General Morgan had to continue moving north or his militiamen would become trapped between the forces of Lord Cornwallis and Lt. Col. Tarleton. This made it difficult for General Morgan to stop and recruit local militiamen into his army. Kate Barry rode the area near and far for several days. She found several militia units and directed them on to where they could find General Morgan. On 17 January 1781, the Battle of Cowpens was fought and won by the patriot forces. It cannot be said that the battle would have necessarily been lost without the efforts of Kate Barry, but certainly her actions before the battle were part of the victory.
Anna Smith Strong
Nancy (then a common nickname for ‘Anne’) did signal work for the Culper Spy Ring on Long Island during the Revolutionary War. Her husband, Selah, had been a local judge until 1778, when he was jailed on a prison ship in New York Harbor for corresponding with the enemy (patriots). Thereafter Nancy lived alone. She apparently used her clothesline as a telegraph.

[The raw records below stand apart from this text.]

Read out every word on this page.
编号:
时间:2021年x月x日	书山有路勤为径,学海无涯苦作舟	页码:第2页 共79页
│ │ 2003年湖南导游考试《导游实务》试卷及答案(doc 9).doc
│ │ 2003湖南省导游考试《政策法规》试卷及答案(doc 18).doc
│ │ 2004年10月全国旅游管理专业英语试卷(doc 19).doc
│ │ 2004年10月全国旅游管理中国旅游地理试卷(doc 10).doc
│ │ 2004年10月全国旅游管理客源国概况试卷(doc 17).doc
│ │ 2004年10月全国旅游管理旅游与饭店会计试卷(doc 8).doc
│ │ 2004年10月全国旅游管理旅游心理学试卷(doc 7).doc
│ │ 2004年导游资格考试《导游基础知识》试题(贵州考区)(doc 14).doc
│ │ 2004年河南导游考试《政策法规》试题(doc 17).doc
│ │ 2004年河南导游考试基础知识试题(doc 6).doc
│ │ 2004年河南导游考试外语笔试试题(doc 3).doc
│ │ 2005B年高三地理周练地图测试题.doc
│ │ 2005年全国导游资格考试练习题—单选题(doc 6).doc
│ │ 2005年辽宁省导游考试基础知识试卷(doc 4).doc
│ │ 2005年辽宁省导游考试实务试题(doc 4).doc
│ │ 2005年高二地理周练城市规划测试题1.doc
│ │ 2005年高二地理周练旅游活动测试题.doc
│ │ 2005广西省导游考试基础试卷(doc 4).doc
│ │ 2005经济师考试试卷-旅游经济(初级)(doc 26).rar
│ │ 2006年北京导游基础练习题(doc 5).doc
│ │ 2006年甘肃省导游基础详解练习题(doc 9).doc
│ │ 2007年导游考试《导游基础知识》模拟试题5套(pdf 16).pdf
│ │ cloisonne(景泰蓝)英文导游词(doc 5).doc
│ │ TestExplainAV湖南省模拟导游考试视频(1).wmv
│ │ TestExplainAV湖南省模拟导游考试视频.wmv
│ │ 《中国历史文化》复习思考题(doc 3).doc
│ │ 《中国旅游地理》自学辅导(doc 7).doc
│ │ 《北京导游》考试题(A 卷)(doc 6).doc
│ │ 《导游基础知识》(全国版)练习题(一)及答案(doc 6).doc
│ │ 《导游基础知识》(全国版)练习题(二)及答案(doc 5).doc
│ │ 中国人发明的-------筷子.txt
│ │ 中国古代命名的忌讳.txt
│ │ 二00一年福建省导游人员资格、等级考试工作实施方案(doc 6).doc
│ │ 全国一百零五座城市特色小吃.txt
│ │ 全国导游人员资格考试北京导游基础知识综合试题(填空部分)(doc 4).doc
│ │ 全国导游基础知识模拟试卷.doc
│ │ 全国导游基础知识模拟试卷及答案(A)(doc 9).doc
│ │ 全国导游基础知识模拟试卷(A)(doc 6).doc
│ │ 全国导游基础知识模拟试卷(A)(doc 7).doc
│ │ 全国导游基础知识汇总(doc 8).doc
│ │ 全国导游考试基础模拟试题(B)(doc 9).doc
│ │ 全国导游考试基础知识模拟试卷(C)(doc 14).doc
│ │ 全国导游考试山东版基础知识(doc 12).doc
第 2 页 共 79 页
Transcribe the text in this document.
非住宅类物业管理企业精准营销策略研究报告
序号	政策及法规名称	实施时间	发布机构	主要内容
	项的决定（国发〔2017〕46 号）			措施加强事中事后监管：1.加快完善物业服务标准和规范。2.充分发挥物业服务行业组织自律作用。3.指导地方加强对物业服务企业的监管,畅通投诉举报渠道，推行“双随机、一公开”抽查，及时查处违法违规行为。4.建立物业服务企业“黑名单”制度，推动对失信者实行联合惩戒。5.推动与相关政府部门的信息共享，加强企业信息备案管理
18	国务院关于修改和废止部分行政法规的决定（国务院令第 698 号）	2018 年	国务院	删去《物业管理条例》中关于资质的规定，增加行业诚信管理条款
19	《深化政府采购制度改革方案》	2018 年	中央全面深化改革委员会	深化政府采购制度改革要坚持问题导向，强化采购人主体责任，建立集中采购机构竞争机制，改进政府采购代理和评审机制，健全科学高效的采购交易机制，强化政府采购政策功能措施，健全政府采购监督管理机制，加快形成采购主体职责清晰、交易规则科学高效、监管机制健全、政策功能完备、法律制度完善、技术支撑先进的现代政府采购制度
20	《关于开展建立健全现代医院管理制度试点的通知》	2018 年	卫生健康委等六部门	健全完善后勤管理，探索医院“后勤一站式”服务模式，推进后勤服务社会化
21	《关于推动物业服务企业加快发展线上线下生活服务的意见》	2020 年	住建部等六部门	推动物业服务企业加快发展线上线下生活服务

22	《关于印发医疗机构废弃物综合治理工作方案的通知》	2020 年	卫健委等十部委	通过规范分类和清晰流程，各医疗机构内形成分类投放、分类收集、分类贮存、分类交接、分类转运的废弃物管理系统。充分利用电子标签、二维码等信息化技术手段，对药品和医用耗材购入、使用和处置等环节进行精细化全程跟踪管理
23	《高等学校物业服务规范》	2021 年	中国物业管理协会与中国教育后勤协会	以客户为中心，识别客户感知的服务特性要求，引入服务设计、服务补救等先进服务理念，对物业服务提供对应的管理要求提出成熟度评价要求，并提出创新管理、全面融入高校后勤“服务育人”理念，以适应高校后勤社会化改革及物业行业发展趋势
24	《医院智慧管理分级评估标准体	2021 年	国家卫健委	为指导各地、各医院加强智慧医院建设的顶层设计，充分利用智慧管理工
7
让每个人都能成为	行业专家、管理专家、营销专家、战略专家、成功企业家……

If she hung a black petticoat on the line, then a meeting between two certain messengers was arranged. The number of handkerchiefs also hung on the line designated the meeting place.
Nancy somehow gained permission to send food to Selah, aboard the prison ship, which had to have helped keep him alive. She is said to have gotten him released by begging for loyalist relatives to intervene with the Royal Army. (Selah took the three children to live in Connecticut; Nancy stayed behind to maintain a physical claim on their home, which was occupied by military officers.)
Both Nancy and Selah survived the war. She died in 1812 and he went in 1815. Both are buried in a family plot on Long Island.
Rebecca Stillwell Willets
Not much is known about this daughter of liberty. She served in the revolution for only a single morning.
Rebecca Stillwell was born in Cape May County, New Jersey in 1750 (or about). She married James Willets in 1768 somewhere in Cape May County. He purchased (or already had) property at the local Beesley’s Point. During the Revolutionary War, privateers used the point for offloading goods they had captured from English merchantmen. The goods were stored near by. (Smugglers had to have used Beesley’s Point before the war for its utility to be known.)
One day, during the war, Mrs. Willets was alone in her home. For some reason, she looked out to sea through a telescope. The ship she saw making its way to Beesley’s Point was an English warship. Then she saw the ship anchored and a ship’s boat put over the side. Sailors in the boat began to row for shore. Mrs. Willets realized they had to be coming for the supplies captured by the privateers.
In another one of the amazing coincidences in the Revolutionary War, there was a cannon outside of the Willets home. It was loaded with grapeshot. The powder box had been filled and there was a fuse stuck in it. Rebecca stepped up onto the stage of history and waited for the ship’s boat to get close to shore. When it was within range, so the story goes, she lit the fuse, which touched off the powder, and a few pounds of grapeshot hurtled through the air at the English rowboat. History has it that the grapeshot passed over the heads of the men in the boat, so there were no casualties. However, the rowboat was stopped in its approach to shore and turned around. The sailors likely wanted nothing to do with any more grapeshot. They rowed back to their ship.
The supplies taken by the privateers from English merchantmen were saved.
Rebecca Stillwell Willets thereafter disappeared on the other side of the stage of history.